When we bought our place, we knew we would need some sort of fenced area for the dogs, so they could be outside with us more, and outside unsupervised more. Over the almost 5 years we have been here (and how it has been that long I have NO idea!!), we got used to the lay of the land, and moved things around (like the chicken coop), and established new garden spaces, and slowly we worked out where the fence would go, and what it would contain. We decided that it made sense to have that fenced area for the yard, for the kids too, so that there would be a 'safe' area where the kids could play, with the dogs out with them. We decided that having the existing orchard separate made sense, and having the new side garden and chicken area, as well as the lower garden, adjoining the yard also made sense.

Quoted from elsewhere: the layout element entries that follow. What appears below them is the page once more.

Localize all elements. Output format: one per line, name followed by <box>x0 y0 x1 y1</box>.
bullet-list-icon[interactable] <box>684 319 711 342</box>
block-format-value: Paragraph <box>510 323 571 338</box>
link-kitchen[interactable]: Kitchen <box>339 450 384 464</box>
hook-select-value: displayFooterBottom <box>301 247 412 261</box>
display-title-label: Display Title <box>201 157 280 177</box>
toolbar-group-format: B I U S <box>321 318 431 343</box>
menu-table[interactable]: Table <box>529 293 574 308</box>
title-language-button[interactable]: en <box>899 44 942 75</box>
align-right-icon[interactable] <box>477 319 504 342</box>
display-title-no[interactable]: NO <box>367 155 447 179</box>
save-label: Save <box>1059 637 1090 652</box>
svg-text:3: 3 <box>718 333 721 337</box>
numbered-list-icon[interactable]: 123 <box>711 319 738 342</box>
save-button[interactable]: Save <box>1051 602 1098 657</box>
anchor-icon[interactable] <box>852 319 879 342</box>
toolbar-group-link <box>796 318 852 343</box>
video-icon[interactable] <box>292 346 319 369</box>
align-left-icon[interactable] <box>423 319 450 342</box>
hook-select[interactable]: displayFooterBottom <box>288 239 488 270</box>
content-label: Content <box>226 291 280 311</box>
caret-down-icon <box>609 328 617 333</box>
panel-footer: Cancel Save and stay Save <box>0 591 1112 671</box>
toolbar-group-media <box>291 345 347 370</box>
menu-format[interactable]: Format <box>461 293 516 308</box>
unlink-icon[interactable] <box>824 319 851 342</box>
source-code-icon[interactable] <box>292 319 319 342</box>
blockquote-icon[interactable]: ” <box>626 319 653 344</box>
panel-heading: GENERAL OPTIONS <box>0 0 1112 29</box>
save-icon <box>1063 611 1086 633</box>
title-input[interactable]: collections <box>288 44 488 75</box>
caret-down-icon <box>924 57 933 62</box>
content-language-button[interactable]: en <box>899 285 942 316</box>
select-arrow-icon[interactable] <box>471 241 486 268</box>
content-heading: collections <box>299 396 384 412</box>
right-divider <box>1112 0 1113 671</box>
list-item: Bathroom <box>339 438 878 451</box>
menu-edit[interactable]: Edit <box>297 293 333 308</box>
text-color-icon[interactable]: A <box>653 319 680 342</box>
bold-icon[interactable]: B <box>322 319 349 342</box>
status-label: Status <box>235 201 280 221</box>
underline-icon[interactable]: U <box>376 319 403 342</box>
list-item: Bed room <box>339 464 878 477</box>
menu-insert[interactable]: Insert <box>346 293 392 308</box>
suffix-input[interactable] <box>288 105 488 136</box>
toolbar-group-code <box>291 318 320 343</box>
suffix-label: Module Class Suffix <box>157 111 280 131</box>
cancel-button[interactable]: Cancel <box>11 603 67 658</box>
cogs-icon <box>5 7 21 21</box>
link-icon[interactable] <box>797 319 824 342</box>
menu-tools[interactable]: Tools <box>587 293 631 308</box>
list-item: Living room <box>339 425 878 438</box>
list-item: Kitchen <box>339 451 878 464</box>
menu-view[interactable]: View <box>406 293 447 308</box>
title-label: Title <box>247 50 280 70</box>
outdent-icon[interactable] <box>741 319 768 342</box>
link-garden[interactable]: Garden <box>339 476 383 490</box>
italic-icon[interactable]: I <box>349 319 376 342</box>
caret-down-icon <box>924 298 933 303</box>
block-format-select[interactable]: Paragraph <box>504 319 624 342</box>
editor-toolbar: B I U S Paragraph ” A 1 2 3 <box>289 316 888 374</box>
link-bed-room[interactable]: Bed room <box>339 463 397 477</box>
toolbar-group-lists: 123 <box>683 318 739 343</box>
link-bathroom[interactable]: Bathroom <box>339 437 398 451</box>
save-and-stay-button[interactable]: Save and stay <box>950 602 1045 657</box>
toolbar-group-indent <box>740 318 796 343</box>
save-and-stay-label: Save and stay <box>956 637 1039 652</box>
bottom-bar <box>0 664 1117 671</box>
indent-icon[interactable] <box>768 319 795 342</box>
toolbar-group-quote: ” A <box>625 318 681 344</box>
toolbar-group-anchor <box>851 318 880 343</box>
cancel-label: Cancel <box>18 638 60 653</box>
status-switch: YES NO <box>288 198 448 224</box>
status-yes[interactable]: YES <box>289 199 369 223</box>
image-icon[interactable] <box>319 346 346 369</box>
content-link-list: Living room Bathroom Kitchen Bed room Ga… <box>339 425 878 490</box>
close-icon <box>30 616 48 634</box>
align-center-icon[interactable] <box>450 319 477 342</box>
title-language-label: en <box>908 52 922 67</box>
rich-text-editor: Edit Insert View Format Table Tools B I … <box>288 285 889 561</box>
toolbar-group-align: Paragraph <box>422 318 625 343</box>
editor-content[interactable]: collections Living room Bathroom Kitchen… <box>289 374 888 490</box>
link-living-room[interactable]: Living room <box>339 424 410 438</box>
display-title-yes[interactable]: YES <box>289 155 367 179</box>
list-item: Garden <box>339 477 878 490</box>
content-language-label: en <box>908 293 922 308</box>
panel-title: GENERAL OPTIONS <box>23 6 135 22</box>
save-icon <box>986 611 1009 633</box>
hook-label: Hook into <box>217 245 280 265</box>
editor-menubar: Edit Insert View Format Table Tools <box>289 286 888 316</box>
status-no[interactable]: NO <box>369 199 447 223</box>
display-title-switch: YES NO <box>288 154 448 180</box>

I can't speak enough of the benefit of letting the space work as it is for a while, and making updates and changes slowly, once you see how you use the place, and what the strengths and weaknesses of the different areas of land are. As a result, we're pretty happy with where the fence is going in, where the gates are, how the overall area works within the larger landscape of our property, and how our play, garden, and living spaces work within the fence.
Building the fence has definitely been a learning experience for us, one we have taken slowly, and one that has shaped us in more ways than we likely realize. We started the fence 2 years ago (!), redid the posts last spring, and finally are at the last stage in the final side. Much of the fencing material was free, either fencing and posts existing on our property in other areas, or as trees cut into poles, mostly from our property. Early on, I bought a great book - Fences for pasture & garden, by Gail Damerow, which really helped as we imagined and installed the fence. The details were especially great for figuring out things like H-brace tensioning, which I had never done before.
Just as we have learned from installing the fence, so to has my husband learned from building the gates. His first gates were flimsy things with short lifespans, but these latest gates have been things of beauty, with the strength necessary to last.
Although at times we get frustrated with the number of things still on our dream list for this property, and at the slow progress we seem to be making, when we sit back and look at the pictures of when we moved in, and compare those pictures to how the place is now, we are somewhat awed of what all we have accomplished, even if it isn't near done, or quite under control yet!